Last year, the global private debt market eclipsed $1.5 trillion and is on track to nearly double to $2.8 trillion by 2028. That growth reflects rising demand for capital solutions that expand optionality rather than constrain it. Its popularity stems from the non-dilutive nature of these structures since organizations can extend runway between equity rounds, finance acquisitions, or pursue geographic expansion without needing to tap equity investors. Most facilities are designed to flex with conditions, which gives companies breathing room when markets turn volatile and allows founders to make prudent, thoughtful decisions instead of reacting to every short-term signal.
In 2021 and 2022, equity markets poured capital into companies and valuations soared, sometimes to unsustainable levels. When conditions shifted in 2023 and 2024, fundraising cycles grew longer and capital availability tightened. For many founders, that meant a more challenging environment to raise equity on favorable terms. At the same time, it also highlighted the role of flexible financing as a stable option for growth that can complement (rather than replace) traditional venture channels.
The evolution of venture debt into flexible capital represents more than a shift in product design; it reflects a pattern that great companies are not built on basic financing, but rather on trust, bespoke solutions, and capital that works with (not against) the founder’s vision. This shift in structure has implications for entrepreneurs and their backers. For founders, the challenge is no longer whether to consider private credit, but instead to determine which blend of credit and equity positions the business for sustainable, long-term growth. The right structure can protect equity, preserve influence, and provide more strategic options. For investors, the shift positions private debt as a complement, supplement, or alternative to equity, not a competition, offering differentiated returns and capital resiliency in an uncertain environment.
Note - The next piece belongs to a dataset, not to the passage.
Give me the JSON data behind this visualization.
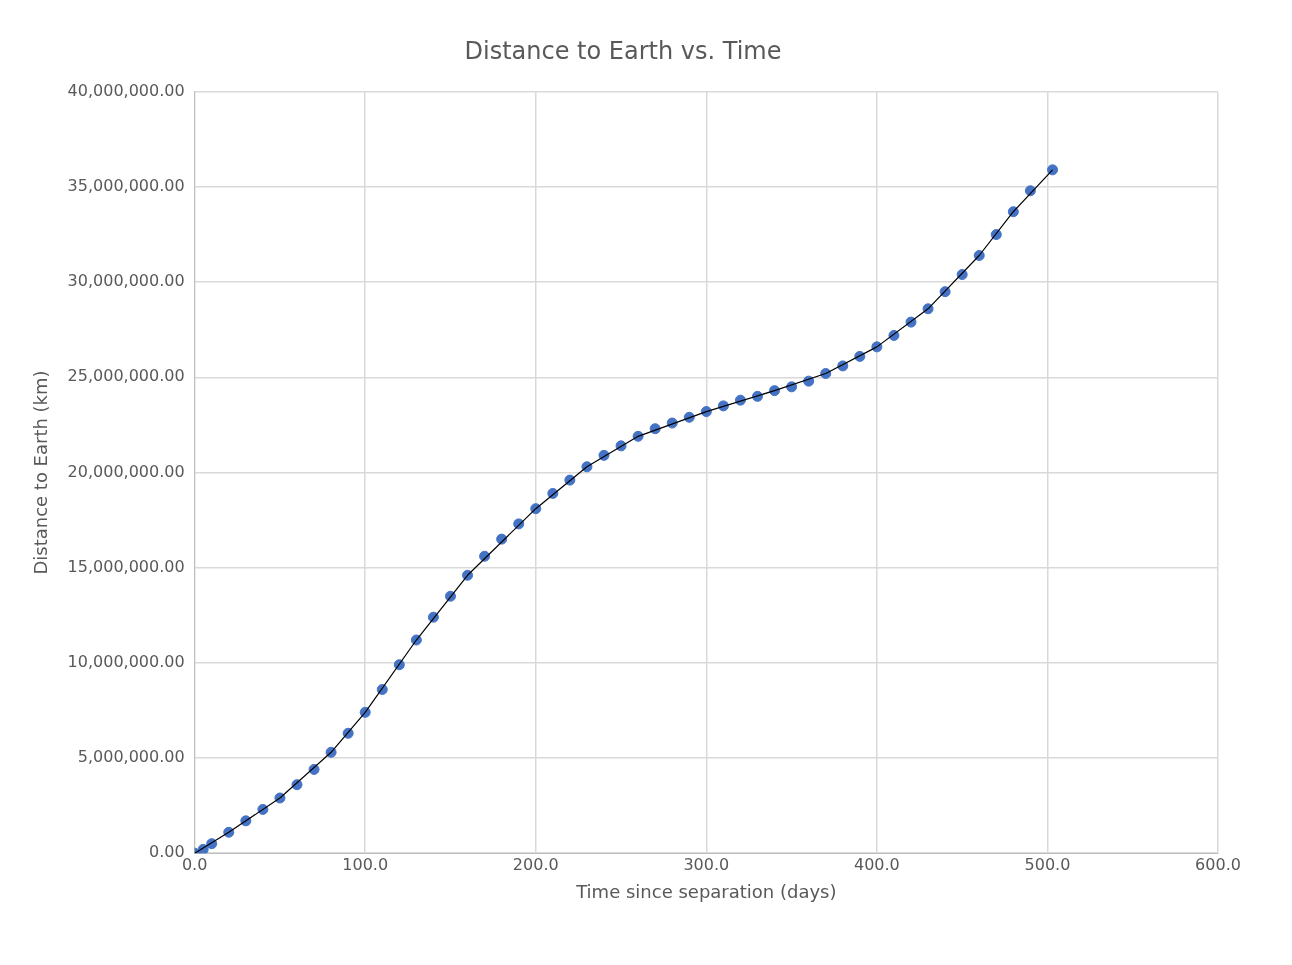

As we settle into 2026, the rise in venture and growth debt deals will likely continue to grow. Founders who treat capital like a dynamic, strategic tool rather than a simple resource or line item will be best positioned to thrive. Ultimately, the next batch of successful companies will be the firms that secure financing aligned with their growth trajectory, choosing partners willing to meet them with flexibility, not fussiness.